Of course, that’s also part of the argument against capping forgiveness. Once you set aside concerns about the debt, though—and in these days of trillion-dollar relief packages, it seems like a lot of Democrats have—it becomes pretty difficult to come up with a principled reason for keeping limiting $10,000, especially once you start considering all the nuances of student debt that make it such a pernicious burden for many Americans, such as how black Americans are particularly saddled by costly graduate-school loans. I mean, once you’ve committed to doing any forgiveness at all, there just isn’t a clear philosophical dividing line between writing off 10 grand from everybody’s loans versus 20 or 30. The number isn’t really pegged to the typical debt of borrowers at graduation. It might be somewhere around the median student debt balance among lower-earners, but there are plenty of poorer households grappling with well over $10,000 in loans.3 Insofar as lawmakers want to target forgiveness at people who badly need the financial help and didn’t attend Yale or Harvard, the most straightforward way to do that is to limit relief based on income—you know, good old-fashioned American means testing. If you were determined to get really fancy, you could do it based on a combo of age and income, to account for the fact that people tend to make more as they get older. But just capping the amount of forgiveness doesn’t directly address issues of economic fairness on its own.

In the end, I suspect that the main thing that the number $10,000 has going for it, from the perspective of the White House, is that it sounds smallish, as far as major public policy gestures go, which means that it’s a bit less likely to arouse intense opposition and might have a slightly better chance of slipping into a bill that Sens. Joe Manchin and Kyrsten Sinema ultimately will be willing to vote for. Student-debt forgiveness polls fairly decently overall, but there’s a vocal contingent that’s vehemently against the idea. Those voters (and pundits) will likely object to any amount of forgiveness, but by supporting a relatively modest number, Biden is keeping much of the conversation focused on how he’s resisting the more liberal wing of his party, rather than caving to them.

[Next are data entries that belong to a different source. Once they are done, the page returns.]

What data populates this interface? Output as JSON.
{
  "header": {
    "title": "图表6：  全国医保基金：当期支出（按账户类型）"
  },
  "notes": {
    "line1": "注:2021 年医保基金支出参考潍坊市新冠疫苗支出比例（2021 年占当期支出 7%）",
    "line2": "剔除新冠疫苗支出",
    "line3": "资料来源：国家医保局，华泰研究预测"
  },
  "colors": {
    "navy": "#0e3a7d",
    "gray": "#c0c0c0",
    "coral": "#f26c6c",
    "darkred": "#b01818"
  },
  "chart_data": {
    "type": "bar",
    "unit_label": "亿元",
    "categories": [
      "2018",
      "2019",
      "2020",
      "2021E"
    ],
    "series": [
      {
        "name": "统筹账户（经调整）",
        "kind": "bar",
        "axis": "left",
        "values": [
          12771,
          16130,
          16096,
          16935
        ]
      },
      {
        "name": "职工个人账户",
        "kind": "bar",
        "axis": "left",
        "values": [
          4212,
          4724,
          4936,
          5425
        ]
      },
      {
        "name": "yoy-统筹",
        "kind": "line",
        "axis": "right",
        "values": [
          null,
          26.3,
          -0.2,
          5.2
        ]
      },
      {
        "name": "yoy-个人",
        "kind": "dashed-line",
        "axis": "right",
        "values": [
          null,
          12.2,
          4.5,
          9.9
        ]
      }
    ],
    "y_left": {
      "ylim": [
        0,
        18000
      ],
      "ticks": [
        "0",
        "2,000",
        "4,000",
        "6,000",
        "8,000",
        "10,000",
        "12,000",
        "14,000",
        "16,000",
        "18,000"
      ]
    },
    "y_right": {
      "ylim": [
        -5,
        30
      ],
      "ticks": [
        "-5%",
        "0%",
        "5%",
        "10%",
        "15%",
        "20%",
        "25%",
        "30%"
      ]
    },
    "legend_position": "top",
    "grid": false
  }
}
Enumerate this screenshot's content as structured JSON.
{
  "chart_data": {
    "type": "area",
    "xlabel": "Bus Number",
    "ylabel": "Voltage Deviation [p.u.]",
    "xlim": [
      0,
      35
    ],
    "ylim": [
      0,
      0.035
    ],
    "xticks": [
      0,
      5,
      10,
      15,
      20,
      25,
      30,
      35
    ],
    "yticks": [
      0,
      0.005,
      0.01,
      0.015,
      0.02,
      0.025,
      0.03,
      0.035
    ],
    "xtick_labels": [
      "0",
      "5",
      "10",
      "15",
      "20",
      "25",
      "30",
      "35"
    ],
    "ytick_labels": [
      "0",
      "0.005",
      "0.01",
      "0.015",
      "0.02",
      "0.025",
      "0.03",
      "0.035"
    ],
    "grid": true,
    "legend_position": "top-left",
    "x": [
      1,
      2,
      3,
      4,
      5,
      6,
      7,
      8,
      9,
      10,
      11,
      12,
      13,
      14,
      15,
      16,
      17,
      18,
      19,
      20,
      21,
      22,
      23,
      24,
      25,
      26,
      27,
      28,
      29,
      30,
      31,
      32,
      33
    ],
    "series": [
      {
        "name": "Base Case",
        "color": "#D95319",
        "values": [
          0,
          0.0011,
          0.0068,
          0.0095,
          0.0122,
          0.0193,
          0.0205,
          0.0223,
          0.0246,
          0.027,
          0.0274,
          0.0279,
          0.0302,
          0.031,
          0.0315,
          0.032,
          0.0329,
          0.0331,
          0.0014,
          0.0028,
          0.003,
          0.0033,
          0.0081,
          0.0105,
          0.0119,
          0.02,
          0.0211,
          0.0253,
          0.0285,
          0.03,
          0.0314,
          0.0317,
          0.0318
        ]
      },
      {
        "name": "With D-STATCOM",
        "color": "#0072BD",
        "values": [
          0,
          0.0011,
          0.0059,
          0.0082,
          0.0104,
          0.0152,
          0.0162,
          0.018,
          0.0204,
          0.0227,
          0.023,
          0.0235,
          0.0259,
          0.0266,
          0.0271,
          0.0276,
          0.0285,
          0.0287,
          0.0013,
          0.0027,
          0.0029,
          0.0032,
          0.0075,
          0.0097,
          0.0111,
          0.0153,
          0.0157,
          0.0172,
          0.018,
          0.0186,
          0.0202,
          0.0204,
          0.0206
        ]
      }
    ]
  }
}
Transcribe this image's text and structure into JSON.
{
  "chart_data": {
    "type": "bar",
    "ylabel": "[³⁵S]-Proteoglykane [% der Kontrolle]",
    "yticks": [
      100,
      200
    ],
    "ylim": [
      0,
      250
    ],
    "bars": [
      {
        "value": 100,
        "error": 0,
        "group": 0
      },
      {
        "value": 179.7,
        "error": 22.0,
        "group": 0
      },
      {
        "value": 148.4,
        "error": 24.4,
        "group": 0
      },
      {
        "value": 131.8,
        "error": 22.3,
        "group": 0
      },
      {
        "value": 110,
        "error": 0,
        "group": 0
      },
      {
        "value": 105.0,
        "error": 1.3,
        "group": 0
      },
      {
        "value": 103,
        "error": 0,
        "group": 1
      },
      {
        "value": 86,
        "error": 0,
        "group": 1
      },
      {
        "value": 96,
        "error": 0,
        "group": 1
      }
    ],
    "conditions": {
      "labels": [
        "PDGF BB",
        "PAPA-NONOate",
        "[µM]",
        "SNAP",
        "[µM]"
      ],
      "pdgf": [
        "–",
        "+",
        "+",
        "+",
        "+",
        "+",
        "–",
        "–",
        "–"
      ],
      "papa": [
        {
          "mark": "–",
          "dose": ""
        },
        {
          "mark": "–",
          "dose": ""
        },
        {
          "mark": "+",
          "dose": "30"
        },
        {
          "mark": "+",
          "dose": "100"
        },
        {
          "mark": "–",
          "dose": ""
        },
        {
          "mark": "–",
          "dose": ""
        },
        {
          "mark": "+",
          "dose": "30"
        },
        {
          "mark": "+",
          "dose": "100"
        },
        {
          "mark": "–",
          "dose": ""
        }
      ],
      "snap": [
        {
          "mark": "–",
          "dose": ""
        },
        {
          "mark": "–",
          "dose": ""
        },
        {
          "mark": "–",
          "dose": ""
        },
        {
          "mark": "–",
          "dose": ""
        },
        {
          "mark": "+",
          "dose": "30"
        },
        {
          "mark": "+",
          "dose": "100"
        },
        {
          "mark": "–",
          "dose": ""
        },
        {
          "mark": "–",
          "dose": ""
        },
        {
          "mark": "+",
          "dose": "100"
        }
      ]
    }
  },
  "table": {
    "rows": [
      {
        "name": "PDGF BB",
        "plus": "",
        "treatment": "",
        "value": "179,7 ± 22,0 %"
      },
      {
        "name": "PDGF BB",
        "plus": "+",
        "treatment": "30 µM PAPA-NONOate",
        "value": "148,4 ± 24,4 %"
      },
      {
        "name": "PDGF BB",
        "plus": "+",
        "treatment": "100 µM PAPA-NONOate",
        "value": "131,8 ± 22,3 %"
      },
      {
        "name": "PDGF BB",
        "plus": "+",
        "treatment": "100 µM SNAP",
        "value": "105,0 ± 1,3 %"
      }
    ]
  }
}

When you stop and consider it in the grand scheme of things, though, it’s somewhat remarkable that this plan is actually considered the moderate option at the moment, given that just a few years ago mass student debt forgiveness was still considered a relatively fringe idea mostly advocated by self-identified socialists. Now the president is striking a moderate pose by talking about merely freeing a third of borrowers from their education debt entirely while the Senate Majority Leader is urging him to go bigger. Times have changed in the Democratic Party—just a bit less than many would like.


1One little nuance to keep in mind is that there are approximately 3 million borrowers still in school, who will presumably continue taking on loans even if their current balance is wiped out. Still, that doesn’t really change the big picture much.

2 Borrowers with under $10,000 of debt each collectively owe about $74 billion. Meanwhile, there are around 30 million borrowers with higher balances. Multiply that out by $10,000 each, and you get another $300 billion in forgiven debt. Obviously, these figures change somewhat if you means test forgiveness.

3 For various reasons involving survey limitations, the government does not really have good, up-to-date data on the distribution of student debt by income. But a study that linked tax records and Department of Education data from 2013 found that, among borrowers who are in lowest-earning fifth of households in their age group, the median balance was about $9,012. Which is to say, half owed more.